The question, surely, is: How does it sound? I'm only going to answer indirectly for the moment. I thought that the MH-DA004 was to be my last DAC, or at least for a very long time. I was persuaded to part with my $$ by research, and by satisfaction with the MH-DA004. Frankly, I have been overwhelmed by the improvement; just didn't think it was possible. Fluidity, clarity, bass extension. A post to another board summed it up better than I can after listening to piano trios: "I have probably attended hundreds of classical concerts (both orchestral and chamber) in my life. I know what live sounds like in a good and bad seat and in a good and mediocre hall. All I can say is HOLY CRAP, this sounds like the real thing from a good seat in a good hall. Not an approximation of reality, but reality."

melm

@yyzsantabarbara  It seems separate or discrete components and increasing  complexity always goes hand in hand with our ever evolving systems. Many years ago stereo receivers were state of art, an all in one component. Then along comes integrated amps and discrete source equipment, then we separate preamps from amps, and we have phono preamps and phono SUT. I guess we shouldn't expect any different in streaming. Crazy, but there are ten separate actions to get my system up and running! Even an experienced audiophile would be extremely challenged to get my system up and running!

@auxinput Hi, I can only tell you what I heard and I've never experienced this behaviour from any DAC before.

@lordmelton You are likely hearing something different about how the player is processing FLAC files when compared to uncompressed WAV type files.

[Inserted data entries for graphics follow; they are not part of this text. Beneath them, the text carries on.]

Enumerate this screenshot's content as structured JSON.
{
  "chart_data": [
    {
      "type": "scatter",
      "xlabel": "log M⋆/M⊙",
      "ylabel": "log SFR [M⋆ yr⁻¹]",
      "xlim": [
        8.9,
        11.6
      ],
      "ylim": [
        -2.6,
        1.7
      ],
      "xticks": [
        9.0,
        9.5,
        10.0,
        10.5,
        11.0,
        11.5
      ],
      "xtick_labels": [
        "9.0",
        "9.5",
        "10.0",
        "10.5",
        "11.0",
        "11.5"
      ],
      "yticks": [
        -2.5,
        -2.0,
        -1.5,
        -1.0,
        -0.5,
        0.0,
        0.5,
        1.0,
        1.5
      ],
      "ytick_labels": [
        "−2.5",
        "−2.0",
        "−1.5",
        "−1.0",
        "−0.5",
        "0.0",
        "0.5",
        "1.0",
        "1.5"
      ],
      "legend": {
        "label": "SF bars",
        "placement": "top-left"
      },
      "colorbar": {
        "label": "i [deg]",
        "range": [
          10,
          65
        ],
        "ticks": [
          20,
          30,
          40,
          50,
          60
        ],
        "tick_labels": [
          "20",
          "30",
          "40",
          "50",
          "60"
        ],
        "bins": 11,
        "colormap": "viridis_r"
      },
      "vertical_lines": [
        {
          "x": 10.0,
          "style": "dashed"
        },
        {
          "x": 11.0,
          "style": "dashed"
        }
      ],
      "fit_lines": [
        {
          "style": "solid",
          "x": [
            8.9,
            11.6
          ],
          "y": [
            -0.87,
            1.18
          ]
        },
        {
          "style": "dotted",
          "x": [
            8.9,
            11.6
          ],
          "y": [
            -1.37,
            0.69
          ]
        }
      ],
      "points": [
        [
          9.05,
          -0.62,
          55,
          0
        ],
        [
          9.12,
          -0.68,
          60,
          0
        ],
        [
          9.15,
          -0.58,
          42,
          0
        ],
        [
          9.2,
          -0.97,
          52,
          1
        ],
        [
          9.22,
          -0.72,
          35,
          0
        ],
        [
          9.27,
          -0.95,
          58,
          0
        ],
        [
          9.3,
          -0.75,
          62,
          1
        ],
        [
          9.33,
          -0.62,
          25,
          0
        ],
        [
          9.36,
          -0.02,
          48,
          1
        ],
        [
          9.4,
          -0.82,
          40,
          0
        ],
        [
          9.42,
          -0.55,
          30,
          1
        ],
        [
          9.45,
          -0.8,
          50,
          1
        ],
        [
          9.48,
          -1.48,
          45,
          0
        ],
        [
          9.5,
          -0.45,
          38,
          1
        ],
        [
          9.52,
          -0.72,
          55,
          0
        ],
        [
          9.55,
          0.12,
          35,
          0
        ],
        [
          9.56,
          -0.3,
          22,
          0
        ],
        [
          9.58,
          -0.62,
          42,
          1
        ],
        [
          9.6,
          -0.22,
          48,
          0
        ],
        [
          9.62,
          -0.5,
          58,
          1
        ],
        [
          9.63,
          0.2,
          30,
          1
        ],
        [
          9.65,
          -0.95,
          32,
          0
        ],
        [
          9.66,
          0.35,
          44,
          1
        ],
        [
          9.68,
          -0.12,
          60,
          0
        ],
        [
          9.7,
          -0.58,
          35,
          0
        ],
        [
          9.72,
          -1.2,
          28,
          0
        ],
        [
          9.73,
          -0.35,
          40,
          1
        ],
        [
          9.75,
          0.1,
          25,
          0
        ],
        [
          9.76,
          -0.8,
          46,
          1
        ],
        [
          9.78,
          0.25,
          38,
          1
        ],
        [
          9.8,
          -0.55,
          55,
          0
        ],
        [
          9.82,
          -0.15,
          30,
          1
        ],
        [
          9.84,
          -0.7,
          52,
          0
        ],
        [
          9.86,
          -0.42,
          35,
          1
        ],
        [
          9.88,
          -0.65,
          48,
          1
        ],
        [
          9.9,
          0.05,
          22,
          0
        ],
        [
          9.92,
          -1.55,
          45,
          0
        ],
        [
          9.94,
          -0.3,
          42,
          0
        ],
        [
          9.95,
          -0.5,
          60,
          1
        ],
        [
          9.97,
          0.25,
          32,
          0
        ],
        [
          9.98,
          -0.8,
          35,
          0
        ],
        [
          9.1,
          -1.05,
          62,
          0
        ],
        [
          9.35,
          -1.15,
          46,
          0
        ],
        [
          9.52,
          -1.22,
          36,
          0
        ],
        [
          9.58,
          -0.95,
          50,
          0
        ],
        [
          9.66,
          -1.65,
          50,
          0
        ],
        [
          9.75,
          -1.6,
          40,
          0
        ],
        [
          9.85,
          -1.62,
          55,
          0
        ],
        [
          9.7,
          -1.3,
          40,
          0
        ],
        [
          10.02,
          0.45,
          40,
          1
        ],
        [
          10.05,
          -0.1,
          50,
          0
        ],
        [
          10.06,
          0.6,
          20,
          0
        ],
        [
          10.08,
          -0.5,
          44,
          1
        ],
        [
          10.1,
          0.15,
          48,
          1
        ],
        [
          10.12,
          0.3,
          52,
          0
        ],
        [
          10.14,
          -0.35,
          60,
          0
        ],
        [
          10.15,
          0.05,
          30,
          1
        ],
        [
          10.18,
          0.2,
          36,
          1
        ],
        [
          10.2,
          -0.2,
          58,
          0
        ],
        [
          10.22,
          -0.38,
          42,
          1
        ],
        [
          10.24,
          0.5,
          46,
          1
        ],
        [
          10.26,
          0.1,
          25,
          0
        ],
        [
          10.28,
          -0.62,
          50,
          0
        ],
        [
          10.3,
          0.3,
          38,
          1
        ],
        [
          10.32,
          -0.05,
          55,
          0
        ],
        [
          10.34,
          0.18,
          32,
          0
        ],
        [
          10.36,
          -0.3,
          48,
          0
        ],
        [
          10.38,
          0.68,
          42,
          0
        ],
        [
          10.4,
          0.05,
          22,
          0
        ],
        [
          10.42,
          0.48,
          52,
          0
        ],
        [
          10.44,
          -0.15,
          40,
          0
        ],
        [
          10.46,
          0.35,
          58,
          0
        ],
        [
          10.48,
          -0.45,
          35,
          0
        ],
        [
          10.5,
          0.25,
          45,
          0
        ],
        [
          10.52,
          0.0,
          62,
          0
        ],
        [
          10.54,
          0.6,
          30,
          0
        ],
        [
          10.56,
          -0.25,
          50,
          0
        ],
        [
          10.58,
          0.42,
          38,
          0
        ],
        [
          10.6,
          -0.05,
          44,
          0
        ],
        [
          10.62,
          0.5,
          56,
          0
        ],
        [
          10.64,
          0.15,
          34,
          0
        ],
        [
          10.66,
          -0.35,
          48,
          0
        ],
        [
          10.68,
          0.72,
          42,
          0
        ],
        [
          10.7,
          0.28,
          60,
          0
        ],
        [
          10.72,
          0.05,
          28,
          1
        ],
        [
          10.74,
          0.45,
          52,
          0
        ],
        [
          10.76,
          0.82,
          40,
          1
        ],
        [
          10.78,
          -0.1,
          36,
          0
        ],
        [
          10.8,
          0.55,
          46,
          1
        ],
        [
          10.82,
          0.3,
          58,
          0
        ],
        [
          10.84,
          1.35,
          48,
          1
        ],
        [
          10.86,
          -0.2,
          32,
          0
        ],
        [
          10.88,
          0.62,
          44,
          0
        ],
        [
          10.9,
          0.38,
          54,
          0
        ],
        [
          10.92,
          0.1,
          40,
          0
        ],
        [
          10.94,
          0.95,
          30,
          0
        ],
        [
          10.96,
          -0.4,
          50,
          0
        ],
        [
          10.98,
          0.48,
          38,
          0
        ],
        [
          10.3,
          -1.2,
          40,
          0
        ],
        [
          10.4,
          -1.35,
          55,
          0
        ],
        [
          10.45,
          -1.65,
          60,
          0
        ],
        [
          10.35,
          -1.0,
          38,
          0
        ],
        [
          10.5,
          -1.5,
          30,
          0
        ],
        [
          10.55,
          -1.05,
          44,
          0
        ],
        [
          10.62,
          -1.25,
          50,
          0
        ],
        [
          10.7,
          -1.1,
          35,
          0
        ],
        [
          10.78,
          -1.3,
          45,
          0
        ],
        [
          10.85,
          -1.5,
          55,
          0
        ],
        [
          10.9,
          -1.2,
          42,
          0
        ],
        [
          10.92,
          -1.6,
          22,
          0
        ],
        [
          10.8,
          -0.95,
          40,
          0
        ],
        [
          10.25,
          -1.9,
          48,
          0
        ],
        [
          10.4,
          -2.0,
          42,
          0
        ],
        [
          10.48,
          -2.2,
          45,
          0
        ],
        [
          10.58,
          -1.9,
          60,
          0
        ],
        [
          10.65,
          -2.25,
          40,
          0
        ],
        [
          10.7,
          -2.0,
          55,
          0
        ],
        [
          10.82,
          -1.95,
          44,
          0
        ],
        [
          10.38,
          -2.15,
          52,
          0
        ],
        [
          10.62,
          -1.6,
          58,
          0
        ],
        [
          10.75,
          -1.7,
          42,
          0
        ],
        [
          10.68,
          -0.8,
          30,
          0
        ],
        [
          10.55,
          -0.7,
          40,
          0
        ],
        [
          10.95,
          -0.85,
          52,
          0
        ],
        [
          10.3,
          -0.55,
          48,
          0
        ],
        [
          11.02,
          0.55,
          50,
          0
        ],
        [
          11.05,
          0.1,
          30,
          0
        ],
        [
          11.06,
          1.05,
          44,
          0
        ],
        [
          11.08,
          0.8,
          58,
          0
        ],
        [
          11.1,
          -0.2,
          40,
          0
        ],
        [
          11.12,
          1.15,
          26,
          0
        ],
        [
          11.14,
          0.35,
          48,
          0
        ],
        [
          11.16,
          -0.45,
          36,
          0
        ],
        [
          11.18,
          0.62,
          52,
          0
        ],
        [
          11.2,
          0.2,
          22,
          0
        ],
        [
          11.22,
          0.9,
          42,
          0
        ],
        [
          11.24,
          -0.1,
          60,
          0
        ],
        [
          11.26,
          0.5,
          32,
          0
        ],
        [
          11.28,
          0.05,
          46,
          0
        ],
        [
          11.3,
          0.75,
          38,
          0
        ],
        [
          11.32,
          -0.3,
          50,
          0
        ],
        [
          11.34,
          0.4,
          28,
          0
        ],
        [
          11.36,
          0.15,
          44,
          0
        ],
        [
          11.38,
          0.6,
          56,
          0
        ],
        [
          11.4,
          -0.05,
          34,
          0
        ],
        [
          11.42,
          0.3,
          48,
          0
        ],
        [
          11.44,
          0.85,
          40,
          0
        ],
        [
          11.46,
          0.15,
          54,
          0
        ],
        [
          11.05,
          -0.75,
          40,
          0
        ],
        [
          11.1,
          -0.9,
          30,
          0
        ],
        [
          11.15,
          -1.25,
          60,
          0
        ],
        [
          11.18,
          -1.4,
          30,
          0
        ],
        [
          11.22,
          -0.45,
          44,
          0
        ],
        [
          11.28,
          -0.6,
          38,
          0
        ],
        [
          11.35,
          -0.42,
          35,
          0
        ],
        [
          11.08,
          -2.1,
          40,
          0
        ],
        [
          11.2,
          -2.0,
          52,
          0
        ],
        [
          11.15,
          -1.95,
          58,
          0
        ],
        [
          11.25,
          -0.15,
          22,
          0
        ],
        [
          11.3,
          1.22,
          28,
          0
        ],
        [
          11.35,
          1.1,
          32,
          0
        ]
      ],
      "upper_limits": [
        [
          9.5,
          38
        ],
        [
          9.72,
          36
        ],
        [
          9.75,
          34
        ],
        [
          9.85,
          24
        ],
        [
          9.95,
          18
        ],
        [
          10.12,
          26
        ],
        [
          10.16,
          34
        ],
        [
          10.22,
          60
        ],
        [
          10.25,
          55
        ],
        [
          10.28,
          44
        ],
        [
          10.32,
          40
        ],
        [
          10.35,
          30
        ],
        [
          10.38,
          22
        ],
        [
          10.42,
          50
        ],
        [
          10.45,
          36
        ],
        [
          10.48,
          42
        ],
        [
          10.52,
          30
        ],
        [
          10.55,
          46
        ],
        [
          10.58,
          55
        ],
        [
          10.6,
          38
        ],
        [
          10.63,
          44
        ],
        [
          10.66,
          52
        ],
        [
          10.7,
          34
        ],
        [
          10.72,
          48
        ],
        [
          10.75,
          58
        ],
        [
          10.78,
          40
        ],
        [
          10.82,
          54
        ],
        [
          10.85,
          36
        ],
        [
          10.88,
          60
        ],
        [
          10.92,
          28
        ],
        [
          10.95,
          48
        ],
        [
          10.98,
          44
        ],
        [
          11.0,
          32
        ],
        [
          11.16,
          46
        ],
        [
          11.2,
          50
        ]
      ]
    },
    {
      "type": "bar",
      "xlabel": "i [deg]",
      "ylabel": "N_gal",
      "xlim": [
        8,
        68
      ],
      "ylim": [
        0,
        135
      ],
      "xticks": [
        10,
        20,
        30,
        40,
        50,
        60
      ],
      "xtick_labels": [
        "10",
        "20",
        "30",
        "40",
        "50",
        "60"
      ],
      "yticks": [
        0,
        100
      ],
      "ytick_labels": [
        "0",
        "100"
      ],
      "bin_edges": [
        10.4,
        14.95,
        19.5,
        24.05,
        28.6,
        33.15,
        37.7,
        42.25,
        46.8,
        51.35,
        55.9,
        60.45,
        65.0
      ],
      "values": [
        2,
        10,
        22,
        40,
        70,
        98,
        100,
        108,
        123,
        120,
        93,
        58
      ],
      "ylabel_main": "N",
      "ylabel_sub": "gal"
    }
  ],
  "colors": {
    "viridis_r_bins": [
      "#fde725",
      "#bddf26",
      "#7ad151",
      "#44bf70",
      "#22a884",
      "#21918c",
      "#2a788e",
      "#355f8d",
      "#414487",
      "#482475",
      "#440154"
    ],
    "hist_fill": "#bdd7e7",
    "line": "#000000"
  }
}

@lordmelton  auxinput correct in that there is no separate circuit FLAC vs WAV. WAV files could theoretically sound better than FLAC since FLAC requires a bit more processing which may result in a bit more jitter. Very few claim to hear a difference between these two formats. All my cd rips stored in AIFF format, Apple version of WAV so I'm of no help here.

 

Perhaps the difference you're hearing is jitter related, but WAV should sound better than  FLAC unless you prefer that bit of added jitter. If there was a difference, I'd expect the WAV to sound a bit more precise, this may not be preferred sound quality.

@auxinput @sns Please re-read my initial post I am not having a problem. What I said was that for the first two weeks I only played FLAC and DSD but after the first two weeks when I started to play WAV it sounded like it had to break in again, only for WAV.

There is no issues now and there was never an issue, everything sounds great, but I heard what I heard. I don't know why it's such a big deal.